At some of these we balked. I still have a hard time watching the first few FALCON movies from RKO, with the bitchy fiancee determined to usher Tom Lawrence into a life of bond trading rather than crime solving and his pained evasion. especially considering the fey weariness of George Sanders. Rather than giving us any indication why he would want to spend five minutes with such a nag, he conveys the isolated anguish we might see from a closeted actor pressured into straight marriage by his studio.

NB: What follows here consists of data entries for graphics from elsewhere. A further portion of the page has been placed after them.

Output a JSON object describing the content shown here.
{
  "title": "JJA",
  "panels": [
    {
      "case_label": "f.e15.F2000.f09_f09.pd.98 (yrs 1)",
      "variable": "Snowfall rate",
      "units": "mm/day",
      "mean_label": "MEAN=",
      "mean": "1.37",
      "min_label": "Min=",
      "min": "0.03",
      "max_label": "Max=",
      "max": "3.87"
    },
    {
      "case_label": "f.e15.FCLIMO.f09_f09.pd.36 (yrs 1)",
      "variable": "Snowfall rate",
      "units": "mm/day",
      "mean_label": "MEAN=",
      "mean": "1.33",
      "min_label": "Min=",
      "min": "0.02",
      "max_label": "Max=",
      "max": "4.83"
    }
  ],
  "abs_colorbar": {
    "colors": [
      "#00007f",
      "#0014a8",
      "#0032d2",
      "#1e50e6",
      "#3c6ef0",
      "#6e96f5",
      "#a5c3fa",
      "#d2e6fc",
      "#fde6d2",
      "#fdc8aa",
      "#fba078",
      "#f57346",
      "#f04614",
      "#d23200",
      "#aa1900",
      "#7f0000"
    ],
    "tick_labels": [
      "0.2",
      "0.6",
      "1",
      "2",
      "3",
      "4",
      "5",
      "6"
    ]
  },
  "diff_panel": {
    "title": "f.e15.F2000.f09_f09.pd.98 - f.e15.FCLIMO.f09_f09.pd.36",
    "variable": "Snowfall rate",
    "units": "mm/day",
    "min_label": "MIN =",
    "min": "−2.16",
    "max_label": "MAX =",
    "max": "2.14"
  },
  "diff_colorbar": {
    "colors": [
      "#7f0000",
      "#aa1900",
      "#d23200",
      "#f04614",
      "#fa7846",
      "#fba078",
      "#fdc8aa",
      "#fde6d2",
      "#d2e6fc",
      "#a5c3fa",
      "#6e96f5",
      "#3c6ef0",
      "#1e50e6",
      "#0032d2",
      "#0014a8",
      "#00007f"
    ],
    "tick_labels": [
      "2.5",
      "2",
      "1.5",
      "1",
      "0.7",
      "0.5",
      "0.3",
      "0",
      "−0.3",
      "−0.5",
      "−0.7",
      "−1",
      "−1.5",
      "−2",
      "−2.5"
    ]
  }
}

One subtextual aspect of the Masons, and this holds true with the TV show too-- is how some murders benefit the entire world. The set-up might be purely formulaic: the more odious a character is the more suspects, and with Mason plots, that usually means more than one person may have tried to kill our victim that fateful night, or actually thought they did and covered up another person's crime. Only the one who delivered the fateful, final blow is--upon being exposed to light--revealed as evil (or if not, Mason immediately takes up defending them on a case of self defense). It's as if the poker or vase was a hot potato, so it's okay to smash an evil guy on the sconce if he falls and doesn't die, but if the next person comes along, and while said guy is prostrate on the floor, hits him again, then the last guy goes to jail BUT if he dies from the fall down after the first blow--even if that initial blow wasn't fatal, then the first guy goes to jail. Man, with Mason you learn so much. We learn too that murder of an evil man, no matter who did it, is also very cathartic for the whole community. The victim's evil is excised from the social order, and all those who were afflicted by that evil are now free. It's as if this person is a straw dog soaking up all the venal odium our era needs to shed, secretly slaughtered by a collective urge within the texture of reality, after which Mason eventually focuses and solves the case, like rain putting out the blazing wicker man pyre only after its inhabitants are done to a fine crisp. If the murderer of our sins who must be punished is named Jesus, whom else is William's giddy Mason but the Pontius pilot of Steamship Satan!?